L: As a Dj I don’t focus so much on it. Of course I would like to continue my career to develop in a more European reach not just local Polish context, however I’m focussing more at the moment on being a better producer, able to make tracks that are sounding better and are generally of better quality so I can reach a wider listener.

E: What do you still need to reach that goal?

L: New ideas, new perspectives on the ways that im making my tracks, I’m very conscious that I make a lot of mistakes and I’m stuck with, so through watching tutorials, going to workshops I can get a better insight into this, look at it from another angle.

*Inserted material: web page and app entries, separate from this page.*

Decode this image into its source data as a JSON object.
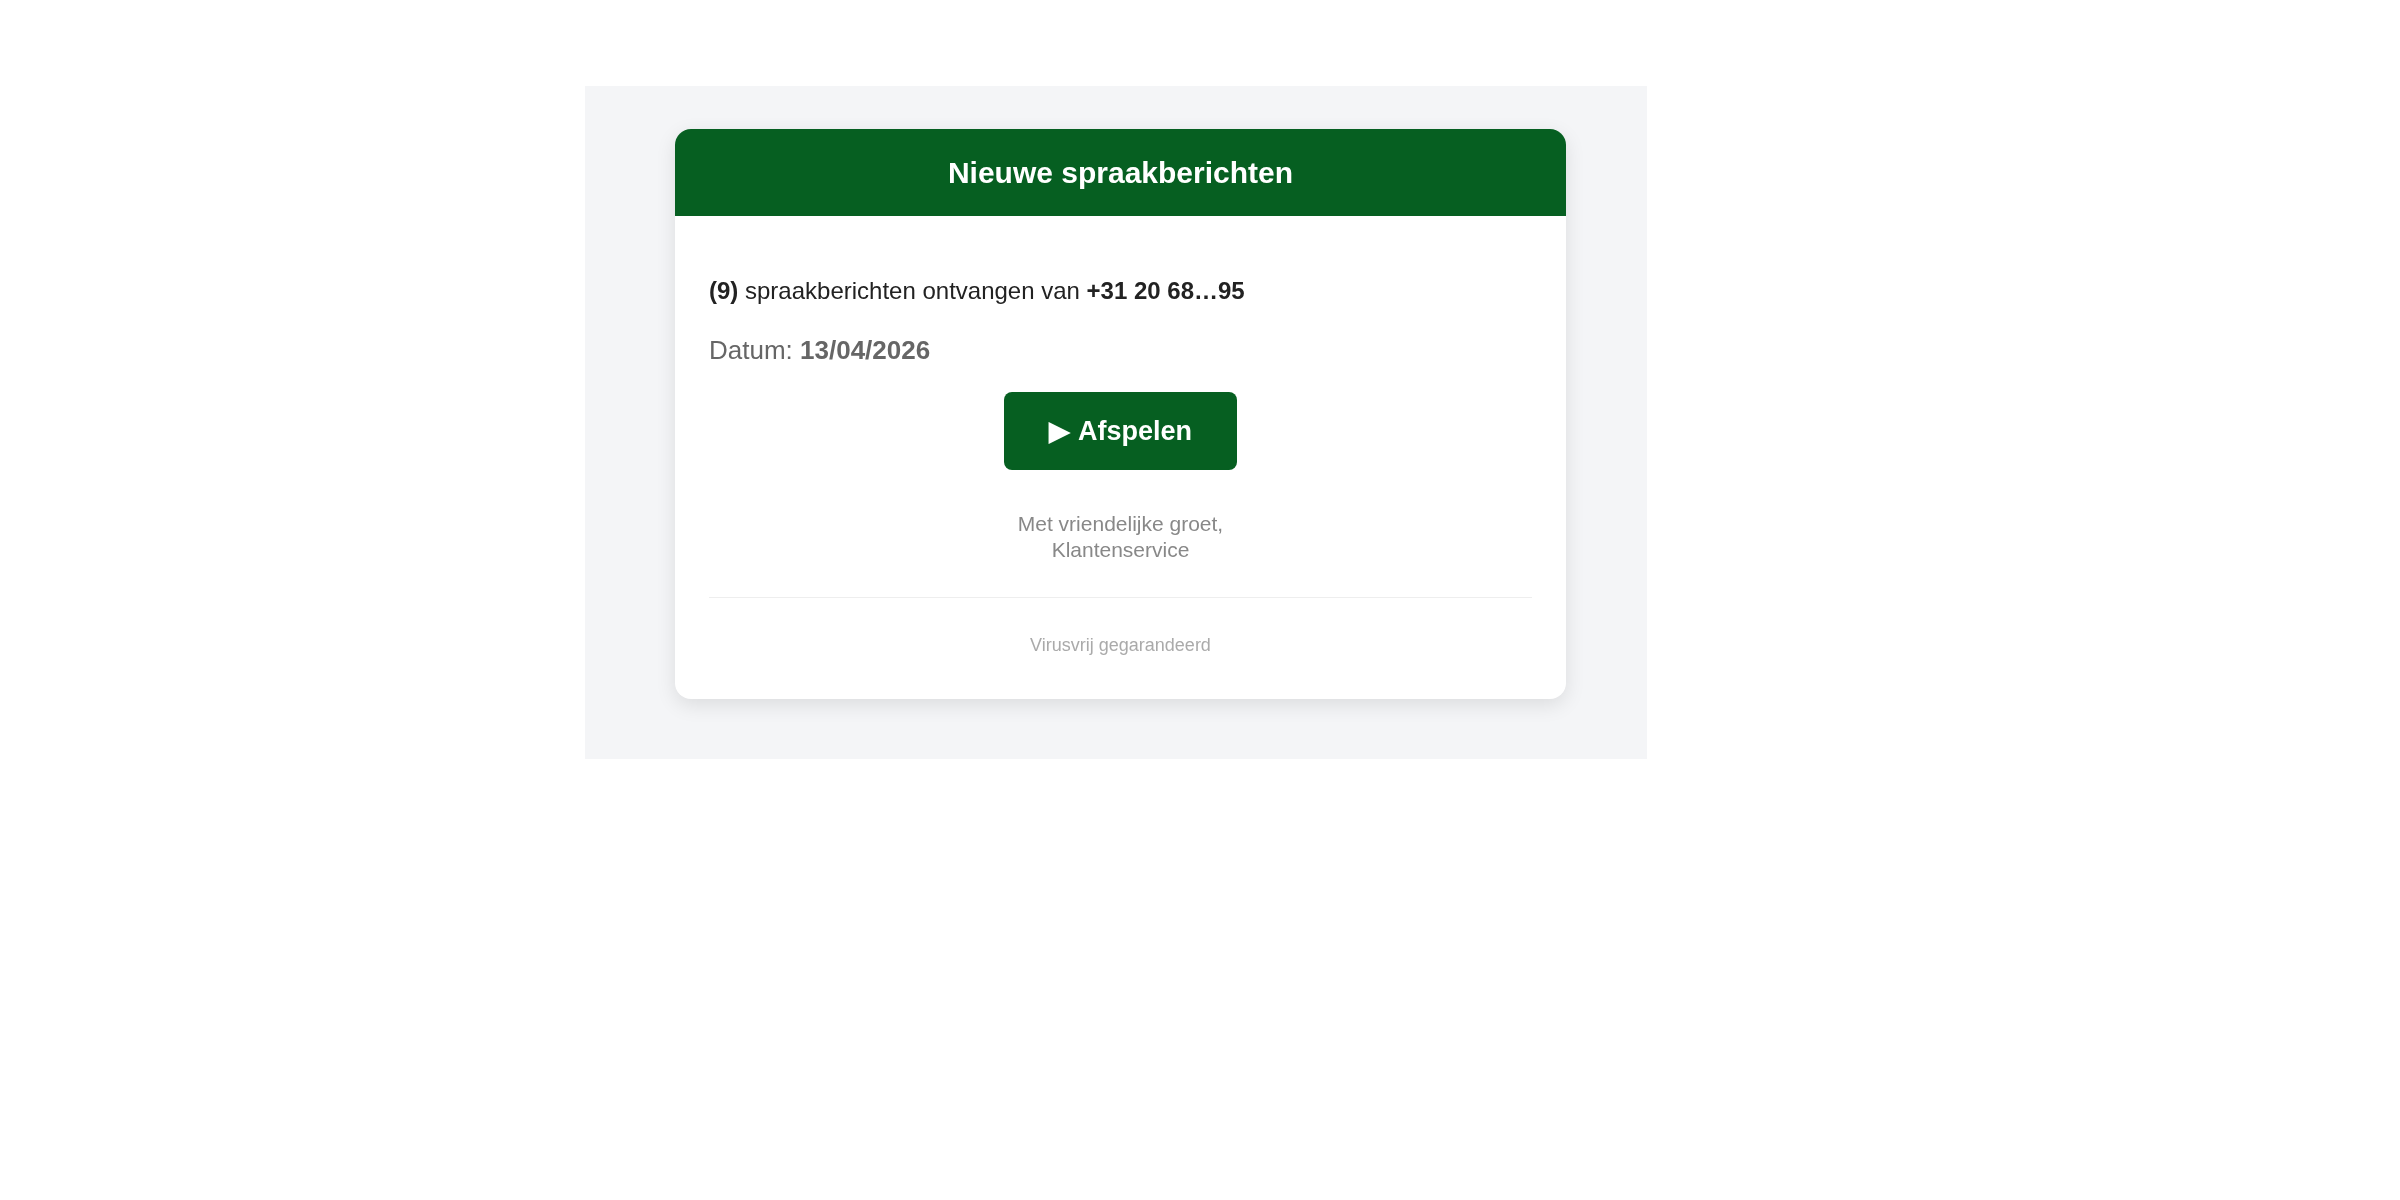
{
  "card": {
    "title": "Nieuwe spraakberichten",
    "message": "**(9)** spraakberichten ontvangen van **+31 20 68…95**",
    "date": "Datum: **13/04/2026**",
    "button": {
      "icon": "▶",
      "label": "Afspelen"
    },
    "signature": [
      "Met vriendelijke groet,",
      "Klantenservice"
    ],
    "footer": "Virusvrij gegarandeerd"
  }
}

E: Having produced so many records already, what would you recommend to somebody who is thinking of starting up production or releasing their first record?

L: The best way is not to send demos to as many labels as you can, but start up your own record label instead. Jumping from a label to a label, trying to figure out, which label would fit your sound is counter productive. What is important is to create your own path and follow through.

E: So have you created such path and you are following it?

L: Yes, I try my best. Nowadays, I would send a demo to a label that I really want my music to be released on. I wouldn’t send it to just anybody like I used to as a youngster just to release anything, anywhere. 

E: Speaking of demos, when you are doing a track in the studio, how do you know that a track is complete? Ready to be released?

L: It’s when I know that there is still something missing in it then i finish it because if I add something to it, it would turn out to be 2 tracks in one, it would be over saturated. This is the time when i leave it for a week, come back and is done. 

E: So is this because of fear of knowing yourself that you can change it too much and destroy it. 

L: Yes, if I spend too much time on the same track then, it may turn out to be 3 or 4 tracks. So there needs to be a time when you say to yourself stop and close it off.

E: Ok, before we say stop here. What’s next for you, any new releases coming?

L: I’m working on a record, I have a comfort, if I can’t find the label for it, I will release on my own label – Brainwash records.

E: Why brainwash as a name?

L: Not sure, one day I saw an image of a guy wearing a TV on top of his head, I liked this analogy to our times. We are brainwashed with agencies, tv and media and I associated this to be a interesting concept for my label.

E: So, you are brainwashing people with your techno? Laughs,,

L: Maybe not so, I want to simply reset their brains so that they can have as much energy to work a week and to survive.